Блаженного в возок втолкнули, с сенными девками, и тронулись. И еще долго Скорбящую то бил озноб брезгливый, то руки чудились на стане, когда съезжала с горки. Она крестилась и плевалась, и утешалась тем, что кони понесли, а Федор ее обнял и держал, чтоб не разбилась. А что вскружилась голова и замер дух, так это же всегда случается, когда карета мчит с горы…
Но червь сомнения грыз, буравил душу: все вроде б так, и все иначе. Мысль-то греховная была! Был миг, когда она, закрывши очи, утратила рассудок, ум и позабыла, чьи руки обнимают, и не молитвам предалась, не силам Богородицы, а чувствам мерзким. Однако скоро дорога укачала и сон навеяла. Феодосья потянулась.
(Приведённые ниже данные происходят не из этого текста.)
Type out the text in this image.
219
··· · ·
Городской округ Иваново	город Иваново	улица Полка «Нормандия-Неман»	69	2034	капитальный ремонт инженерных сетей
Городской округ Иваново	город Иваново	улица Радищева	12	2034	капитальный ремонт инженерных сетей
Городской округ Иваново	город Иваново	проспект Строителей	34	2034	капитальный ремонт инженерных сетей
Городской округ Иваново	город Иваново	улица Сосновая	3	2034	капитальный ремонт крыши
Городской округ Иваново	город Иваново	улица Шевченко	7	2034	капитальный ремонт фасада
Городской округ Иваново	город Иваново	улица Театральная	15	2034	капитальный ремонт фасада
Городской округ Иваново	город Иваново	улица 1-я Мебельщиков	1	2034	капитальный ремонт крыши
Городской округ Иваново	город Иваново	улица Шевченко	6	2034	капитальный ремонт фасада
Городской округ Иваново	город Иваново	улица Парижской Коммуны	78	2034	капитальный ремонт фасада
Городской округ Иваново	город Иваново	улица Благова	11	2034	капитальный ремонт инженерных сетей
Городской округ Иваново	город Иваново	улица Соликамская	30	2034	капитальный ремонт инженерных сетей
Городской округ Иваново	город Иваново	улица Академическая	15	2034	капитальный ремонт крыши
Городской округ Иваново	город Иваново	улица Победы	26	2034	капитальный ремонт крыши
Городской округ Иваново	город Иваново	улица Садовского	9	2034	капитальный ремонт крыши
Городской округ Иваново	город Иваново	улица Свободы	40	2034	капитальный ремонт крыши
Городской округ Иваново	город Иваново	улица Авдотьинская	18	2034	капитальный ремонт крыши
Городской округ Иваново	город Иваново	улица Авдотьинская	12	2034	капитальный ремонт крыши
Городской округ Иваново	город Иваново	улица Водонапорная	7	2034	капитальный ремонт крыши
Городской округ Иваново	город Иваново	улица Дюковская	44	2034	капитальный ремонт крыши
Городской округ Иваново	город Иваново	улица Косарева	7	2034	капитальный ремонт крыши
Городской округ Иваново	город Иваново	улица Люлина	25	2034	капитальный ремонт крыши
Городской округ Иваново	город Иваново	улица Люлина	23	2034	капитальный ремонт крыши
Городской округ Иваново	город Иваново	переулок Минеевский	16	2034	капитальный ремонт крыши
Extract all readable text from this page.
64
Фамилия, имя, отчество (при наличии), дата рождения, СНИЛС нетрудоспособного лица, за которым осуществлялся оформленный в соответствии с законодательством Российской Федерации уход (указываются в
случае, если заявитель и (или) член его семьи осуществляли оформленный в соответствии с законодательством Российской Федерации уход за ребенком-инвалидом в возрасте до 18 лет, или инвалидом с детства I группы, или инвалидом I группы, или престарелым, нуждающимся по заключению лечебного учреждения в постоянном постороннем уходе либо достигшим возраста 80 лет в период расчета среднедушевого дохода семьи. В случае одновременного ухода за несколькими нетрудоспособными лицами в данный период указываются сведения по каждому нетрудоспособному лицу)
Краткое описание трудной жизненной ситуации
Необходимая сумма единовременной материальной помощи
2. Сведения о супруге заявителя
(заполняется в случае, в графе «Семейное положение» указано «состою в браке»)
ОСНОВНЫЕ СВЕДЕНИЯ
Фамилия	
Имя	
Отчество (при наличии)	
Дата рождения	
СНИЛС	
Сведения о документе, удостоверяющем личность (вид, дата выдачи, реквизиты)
– Приеду – помолюсь. И Бог простит… Не инокиня я, а суть вдовица…
И придремала ненадолго, пока карета поднималась в гору. Когда же вниз скользнула, проснулась и в тот же час позрела впереди неясный сполох и свет, мерцающий средь леса. Могучий кучер зрак[2] заслонил спиной, и все пропало. Но через несколько минут, когда шальные кони взнесли на холм, ей вид открылся странный.
Упряжка бег замедлила, карета потряслась на корневищах больших дерев и скоро встала.
Пред нею на дороге вновь очутился всадник – буланый конь плясал, хвост дымчатый, седая грива. И на коне сем, в малиновом кафтане, расшитым серебром, светлобородый молодец – взор волчий, бровь взломана и стиснуты уста. Зрел на боярыню, как будто на добычу. Она ж его узнала!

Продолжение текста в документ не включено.